Protein folding is a foundational but notoriously difficult drawback in computational biology. At its core, this drawback includes predicting the exact three-dimensional coordinates for every atom inside a protein construction, primarily based solely on its amino acid sequence (i.e., a string of characters with 20 attainable values for every character). Predicting the 3D construction of proteins is critically necessary as a result of a protein’s perform is inherently linked to its spatial configuration. Breakthroughs on this space allow researchers to quickly design and perceive proteins, doubtlessly revolutionizing drug discovery, biotechnology, and past.

At ICLR, Apple researchers will share SimpleFold: Folding Proteins is Less complicated than You Suppose, which particulars a brand new strategy that makes use of a general-purpose structure primarily based solely on normal transformer blocks (just like text-to-image or text-to-3D fashions). This strategy permits SimpleFold to dispense with the complicated architectural designs of prior approaches, whereas sustaining efficiency (see Determine 6). To allow the analysis neighborhood to construct on this methodology, the paper is accompanied by code and mannequin checkpoints that may be effectively run domestically on Mac with Apple silicon utilizing MLX.

Determine 6: Instance predictions of SimpleFold on targets (a) chain A of 7QSW (RubisCO massive subunit) and (b) chain A of 8DAY (Dimethylallyltryptophan synthase 1), with floor reality proven in mild aqua and prediction in deep teal. (c) Generated ensembles of goal chain B of 6NDW (Flagellar hook protein FlgE) with SimpleFold fine-tuned on MD ensemble information. (d) Efficiency of SimpleFold on CASP14 with rising mannequin sizes from 100M to 3B. (e) Inference time of various sizes of SimpleFold on an M2 Max 64GB MacBook Professional.
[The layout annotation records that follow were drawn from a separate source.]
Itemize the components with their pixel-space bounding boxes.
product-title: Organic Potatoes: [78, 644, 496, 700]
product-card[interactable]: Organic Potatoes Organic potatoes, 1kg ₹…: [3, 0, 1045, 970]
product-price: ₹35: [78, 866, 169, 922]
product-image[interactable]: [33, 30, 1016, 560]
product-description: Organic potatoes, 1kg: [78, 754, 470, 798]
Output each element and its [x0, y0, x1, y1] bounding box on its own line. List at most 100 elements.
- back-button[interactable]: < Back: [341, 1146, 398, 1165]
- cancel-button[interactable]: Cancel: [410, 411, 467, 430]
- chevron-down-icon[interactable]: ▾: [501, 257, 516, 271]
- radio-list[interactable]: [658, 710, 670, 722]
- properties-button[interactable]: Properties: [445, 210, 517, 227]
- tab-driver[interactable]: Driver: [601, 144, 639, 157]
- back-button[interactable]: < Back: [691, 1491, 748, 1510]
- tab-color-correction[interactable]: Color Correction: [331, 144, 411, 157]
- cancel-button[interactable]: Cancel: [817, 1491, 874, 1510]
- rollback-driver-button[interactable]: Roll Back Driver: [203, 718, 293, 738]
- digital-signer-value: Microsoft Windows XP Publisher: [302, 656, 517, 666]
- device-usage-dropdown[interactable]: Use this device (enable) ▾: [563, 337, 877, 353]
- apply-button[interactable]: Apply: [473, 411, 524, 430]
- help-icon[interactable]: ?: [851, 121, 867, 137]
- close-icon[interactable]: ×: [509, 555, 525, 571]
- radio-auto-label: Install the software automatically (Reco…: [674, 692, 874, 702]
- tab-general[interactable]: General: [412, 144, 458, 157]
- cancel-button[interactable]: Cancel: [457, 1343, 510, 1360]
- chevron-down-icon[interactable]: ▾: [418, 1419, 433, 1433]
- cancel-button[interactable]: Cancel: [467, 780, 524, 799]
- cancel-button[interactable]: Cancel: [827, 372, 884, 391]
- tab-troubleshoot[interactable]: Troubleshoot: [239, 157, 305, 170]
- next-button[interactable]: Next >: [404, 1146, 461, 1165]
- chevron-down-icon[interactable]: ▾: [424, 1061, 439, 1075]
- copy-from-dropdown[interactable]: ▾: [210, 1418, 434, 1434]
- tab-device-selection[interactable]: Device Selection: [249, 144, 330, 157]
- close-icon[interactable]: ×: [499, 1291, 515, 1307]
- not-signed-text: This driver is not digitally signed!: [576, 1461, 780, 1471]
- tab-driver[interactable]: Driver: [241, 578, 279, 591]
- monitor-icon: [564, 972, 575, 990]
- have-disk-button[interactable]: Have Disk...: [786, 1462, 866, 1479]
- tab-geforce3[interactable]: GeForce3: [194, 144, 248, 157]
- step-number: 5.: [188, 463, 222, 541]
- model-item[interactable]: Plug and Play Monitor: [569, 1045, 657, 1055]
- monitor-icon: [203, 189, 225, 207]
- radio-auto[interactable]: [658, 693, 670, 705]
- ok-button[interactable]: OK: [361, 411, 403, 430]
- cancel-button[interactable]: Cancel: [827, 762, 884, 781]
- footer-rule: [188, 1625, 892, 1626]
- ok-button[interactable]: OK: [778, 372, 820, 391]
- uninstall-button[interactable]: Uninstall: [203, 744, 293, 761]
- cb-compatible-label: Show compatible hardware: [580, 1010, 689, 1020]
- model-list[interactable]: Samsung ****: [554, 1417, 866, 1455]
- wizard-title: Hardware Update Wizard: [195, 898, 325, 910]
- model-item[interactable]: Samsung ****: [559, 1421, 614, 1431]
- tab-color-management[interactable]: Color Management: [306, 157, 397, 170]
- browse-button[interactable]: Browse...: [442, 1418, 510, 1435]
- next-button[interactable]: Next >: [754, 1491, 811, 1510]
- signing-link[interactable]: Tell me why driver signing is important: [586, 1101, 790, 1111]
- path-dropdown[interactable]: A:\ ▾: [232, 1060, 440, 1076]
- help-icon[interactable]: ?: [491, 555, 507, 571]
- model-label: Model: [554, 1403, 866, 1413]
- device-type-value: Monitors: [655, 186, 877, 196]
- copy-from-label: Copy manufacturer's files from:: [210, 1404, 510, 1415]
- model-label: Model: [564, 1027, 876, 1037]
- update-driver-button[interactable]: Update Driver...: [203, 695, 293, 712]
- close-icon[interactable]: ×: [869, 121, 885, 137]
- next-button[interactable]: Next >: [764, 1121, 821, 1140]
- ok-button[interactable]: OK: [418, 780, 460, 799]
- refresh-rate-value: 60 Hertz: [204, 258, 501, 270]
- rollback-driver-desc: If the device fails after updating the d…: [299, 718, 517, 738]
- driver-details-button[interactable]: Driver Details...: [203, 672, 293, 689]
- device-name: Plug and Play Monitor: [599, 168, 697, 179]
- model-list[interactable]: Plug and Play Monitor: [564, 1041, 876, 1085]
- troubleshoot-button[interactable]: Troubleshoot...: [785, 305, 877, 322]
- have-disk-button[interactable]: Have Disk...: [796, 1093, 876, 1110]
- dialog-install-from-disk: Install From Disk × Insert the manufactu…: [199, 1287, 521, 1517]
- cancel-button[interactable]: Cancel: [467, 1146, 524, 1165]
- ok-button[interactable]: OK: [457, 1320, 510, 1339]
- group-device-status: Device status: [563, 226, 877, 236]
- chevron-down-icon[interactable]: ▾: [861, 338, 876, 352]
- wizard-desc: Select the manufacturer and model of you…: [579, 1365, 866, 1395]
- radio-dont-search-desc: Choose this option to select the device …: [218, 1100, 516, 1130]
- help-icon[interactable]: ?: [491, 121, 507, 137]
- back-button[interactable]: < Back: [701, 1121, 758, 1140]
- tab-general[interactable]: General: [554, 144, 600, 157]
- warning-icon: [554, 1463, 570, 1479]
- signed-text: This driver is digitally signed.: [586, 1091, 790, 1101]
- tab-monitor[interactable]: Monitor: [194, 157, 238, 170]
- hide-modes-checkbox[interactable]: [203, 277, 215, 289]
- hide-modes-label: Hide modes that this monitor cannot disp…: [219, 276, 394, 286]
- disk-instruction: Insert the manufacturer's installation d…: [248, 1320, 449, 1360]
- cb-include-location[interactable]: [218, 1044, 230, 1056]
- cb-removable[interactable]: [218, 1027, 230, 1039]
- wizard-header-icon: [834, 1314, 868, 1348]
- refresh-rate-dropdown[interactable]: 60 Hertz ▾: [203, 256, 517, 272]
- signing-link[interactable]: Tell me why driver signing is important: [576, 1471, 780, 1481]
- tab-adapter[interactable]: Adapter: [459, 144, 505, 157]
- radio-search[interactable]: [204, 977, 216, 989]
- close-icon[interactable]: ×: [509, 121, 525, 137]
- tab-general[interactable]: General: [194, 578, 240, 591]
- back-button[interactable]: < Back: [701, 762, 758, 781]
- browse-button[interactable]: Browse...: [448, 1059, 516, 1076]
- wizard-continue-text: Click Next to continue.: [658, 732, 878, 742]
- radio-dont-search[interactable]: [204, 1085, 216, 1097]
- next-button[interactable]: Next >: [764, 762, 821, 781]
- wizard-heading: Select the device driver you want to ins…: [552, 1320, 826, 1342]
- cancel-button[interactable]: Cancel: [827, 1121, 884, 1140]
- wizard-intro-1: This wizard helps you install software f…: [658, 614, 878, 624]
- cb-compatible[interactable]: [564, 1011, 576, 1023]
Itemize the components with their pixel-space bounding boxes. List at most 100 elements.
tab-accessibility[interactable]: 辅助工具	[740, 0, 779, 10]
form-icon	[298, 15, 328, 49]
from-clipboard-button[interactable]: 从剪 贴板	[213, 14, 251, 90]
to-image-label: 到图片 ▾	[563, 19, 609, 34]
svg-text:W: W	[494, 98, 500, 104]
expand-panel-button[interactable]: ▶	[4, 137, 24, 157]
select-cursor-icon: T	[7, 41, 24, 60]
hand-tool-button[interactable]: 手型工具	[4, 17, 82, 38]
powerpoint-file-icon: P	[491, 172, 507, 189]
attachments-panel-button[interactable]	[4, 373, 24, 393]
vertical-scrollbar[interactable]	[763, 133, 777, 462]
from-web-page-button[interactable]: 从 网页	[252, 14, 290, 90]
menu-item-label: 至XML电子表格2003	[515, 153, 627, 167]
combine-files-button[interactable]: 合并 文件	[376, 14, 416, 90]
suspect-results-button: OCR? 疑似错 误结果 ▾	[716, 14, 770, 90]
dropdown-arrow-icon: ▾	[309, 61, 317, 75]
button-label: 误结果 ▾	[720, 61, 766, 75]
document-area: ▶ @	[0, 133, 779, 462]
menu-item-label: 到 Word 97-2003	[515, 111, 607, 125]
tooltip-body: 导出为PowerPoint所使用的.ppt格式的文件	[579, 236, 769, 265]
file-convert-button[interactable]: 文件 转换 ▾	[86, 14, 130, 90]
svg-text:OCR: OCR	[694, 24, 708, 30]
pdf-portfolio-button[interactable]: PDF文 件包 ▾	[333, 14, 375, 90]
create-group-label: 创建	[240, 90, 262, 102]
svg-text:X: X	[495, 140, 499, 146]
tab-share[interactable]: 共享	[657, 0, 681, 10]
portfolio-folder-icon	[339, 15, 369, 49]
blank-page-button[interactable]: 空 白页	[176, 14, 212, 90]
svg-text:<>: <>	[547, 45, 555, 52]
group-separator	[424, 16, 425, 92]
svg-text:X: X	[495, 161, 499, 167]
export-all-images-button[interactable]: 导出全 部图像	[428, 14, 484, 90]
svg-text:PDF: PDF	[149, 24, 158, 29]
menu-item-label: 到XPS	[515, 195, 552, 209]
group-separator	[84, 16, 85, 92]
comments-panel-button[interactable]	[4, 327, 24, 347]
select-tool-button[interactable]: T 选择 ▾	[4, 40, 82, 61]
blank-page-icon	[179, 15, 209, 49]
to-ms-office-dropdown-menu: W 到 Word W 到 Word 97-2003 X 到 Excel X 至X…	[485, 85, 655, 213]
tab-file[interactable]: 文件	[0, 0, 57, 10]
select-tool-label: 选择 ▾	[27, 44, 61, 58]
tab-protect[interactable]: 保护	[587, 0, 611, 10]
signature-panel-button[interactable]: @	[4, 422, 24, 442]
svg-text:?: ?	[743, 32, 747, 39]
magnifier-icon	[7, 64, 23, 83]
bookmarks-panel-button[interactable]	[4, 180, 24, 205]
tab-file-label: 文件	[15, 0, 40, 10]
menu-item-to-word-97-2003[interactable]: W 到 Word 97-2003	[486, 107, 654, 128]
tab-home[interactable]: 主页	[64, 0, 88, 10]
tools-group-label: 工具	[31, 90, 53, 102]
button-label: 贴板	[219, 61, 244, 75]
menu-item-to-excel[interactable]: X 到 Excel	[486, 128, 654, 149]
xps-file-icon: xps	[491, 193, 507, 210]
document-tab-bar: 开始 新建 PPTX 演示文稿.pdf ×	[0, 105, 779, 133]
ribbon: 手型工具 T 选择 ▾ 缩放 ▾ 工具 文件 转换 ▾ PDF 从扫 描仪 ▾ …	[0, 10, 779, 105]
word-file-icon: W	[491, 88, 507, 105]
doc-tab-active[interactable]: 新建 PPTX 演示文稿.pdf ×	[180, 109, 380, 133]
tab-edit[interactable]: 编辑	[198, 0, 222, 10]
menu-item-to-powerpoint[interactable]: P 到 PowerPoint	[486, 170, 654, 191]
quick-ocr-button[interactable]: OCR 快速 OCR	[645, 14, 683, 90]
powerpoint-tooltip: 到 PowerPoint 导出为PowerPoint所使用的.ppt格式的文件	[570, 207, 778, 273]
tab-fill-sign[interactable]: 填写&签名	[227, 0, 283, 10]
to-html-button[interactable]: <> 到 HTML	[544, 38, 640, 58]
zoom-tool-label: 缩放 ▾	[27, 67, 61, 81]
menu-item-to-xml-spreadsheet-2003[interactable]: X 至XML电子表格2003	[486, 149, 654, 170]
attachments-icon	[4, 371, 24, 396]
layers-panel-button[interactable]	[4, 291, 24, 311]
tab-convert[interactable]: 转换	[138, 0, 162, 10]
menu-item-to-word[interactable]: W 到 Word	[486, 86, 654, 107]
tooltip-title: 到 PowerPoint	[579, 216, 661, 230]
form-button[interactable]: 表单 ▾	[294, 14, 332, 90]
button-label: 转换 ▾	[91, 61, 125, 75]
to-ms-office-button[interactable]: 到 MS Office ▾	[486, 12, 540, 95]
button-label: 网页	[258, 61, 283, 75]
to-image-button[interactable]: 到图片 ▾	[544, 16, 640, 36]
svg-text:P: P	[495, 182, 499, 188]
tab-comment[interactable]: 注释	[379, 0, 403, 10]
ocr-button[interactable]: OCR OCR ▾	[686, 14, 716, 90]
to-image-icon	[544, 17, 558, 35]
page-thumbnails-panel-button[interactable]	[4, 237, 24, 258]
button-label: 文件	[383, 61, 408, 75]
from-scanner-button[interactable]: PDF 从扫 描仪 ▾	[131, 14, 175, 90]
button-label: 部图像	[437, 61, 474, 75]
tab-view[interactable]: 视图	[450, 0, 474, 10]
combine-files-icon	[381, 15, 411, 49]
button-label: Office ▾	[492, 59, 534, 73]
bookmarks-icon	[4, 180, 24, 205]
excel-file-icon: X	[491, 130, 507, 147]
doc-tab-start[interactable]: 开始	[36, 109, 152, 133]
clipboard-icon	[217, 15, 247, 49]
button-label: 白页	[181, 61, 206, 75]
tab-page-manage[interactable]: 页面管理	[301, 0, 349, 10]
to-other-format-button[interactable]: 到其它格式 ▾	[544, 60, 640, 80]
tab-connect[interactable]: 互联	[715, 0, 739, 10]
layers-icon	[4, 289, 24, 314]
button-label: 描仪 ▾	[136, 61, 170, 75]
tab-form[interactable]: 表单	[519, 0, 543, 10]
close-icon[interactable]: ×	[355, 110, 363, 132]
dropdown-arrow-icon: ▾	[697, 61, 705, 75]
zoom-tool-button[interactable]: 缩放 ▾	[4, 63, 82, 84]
Throughout exhibition hours, ICLR attendees will have the ability to work together with dwell demos of Apple ML analysis in sales space #204 together with:

SHARP – This demo exhibits SHARP working on a set of pre-recorded photographs or photographs captured straight by the consumer in the course of the demo. Guests will expertise the quick course of from deciding on a picture, processing it with SHARP, and viewing the generated 3D Gaussian level cloud on iPad Professional with the M5 chip.
Native LLM inference on Apple silicon with MLX – This demo will showcase on-device LLM inference on a MacBook Professional with M5 Max utilizing MLX, Apple’s open-source array framework purpose-built for Apple silicon, working a quantized frontier coding mannequin solely domestically inside Xcode’s native growth surroundings. The total stack — MLX, mlx-lm, and mannequin weights — is open supply, inviting the analysis neighborhood to construct on and prolong these strategies independently.

We’re proud to once more sponsor affinity teams internet hosting occasions onsite at ICLR, together with Ladies in Machine Studying (WiML) (social on April 24), and Queer in AI (social on April 25). Along with supporting these teams with sponsorship, Apple staff will even be taking part in these and different affinity occasions.

ICLR brings collectively professionals devoted to the development of deep studying, and Apple is proud to once more share revolutionary new analysis on the occasion and join with the neighborhood attending it. This submit highlights only a choice of the works Apple ML researchers will current at ICLR 2026, and a complete overview and schedule of our participation will be discovered right here.